Although Jose Rizal has repeatedly said that he advocated
peaceful reforms in the Philippines, the Spanish government were
correct in assuming that his novels would indeed stir up a hornet’s nest of unrest in the islands.
One of the leaders of the revolutionary group called Katipunan, Andres Bonifacio, had read the
Rizal’s novels and had used these as a basis for the revolution. So influential was Rizal that
even without his permission they named him as a member and Katipuneros shouted his name
as part of the battlecry.
With no wish to be further implicated in the revolution, Rizal asked and was granted permission
by then governor General Ramon Blanco to travel to Cuba, another Spanish Colony at the time,
to support in the medical efforts needed to suppress an outbreak of yellow fever. On the way to
Cuba, Rizal was arrested and incarcerated in Barcelona due to the political manoeuvrings of the
friars which saw Blanco removed from office and replaced by Camilo de Polavieja.

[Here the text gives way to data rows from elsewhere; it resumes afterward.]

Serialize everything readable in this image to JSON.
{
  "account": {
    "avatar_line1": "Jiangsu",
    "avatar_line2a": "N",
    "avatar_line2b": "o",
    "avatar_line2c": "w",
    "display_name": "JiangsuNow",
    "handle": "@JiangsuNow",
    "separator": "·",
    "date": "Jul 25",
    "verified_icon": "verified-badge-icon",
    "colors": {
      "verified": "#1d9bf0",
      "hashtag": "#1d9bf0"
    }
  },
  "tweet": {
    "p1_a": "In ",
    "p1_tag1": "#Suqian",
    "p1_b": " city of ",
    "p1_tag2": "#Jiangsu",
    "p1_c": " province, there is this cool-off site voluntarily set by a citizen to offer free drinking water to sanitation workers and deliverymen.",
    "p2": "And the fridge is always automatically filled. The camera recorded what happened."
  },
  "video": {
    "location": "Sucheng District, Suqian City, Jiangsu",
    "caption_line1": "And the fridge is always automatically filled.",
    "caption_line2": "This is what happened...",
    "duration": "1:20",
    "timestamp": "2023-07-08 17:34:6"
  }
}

Rizal was then brought back to the Philippines to face charges of rebellion due to his reported
association with the revolutionary movement. The court found him guilty and sentenced him to
death. Jose Rizal was executed by a firing squad on December 30 1896, at 7:00am, in
Bagumbayan (now called Rizal Park) and his remains were buried in an unmarked grave in the
nearby Paco Cemetery.
Through the years, Rizal’s works and ideals have been cited by many reformists, such as
Jawaharlal Nehru, Sun Yat Sen and even Ghandi as the means for peace reforms. As the
national hero of the Philippines, his works, are required reading for all students and streets,
buildings, and parks have been named after him and the 30th of December, his death
anniversary, was declared a national holiday.
What made Jose Rizal worthy of becoming the Philippines’ national hero was not merely his
intelligence, personality, literary acumen, or his pacifist ideals. Rather, it was his patriotism,
optimism, undying love for his country and his belief in his countrymen which set him apart. He
believed not merely in freedom but in the potential of the Filipino people to surpass what they
were under the Spanish colonial government, and all he wished was for them to be given the
chance to tap that potential. And for that, he has earned his right place as a symbol of what a
Filipino can do in one short lifetime.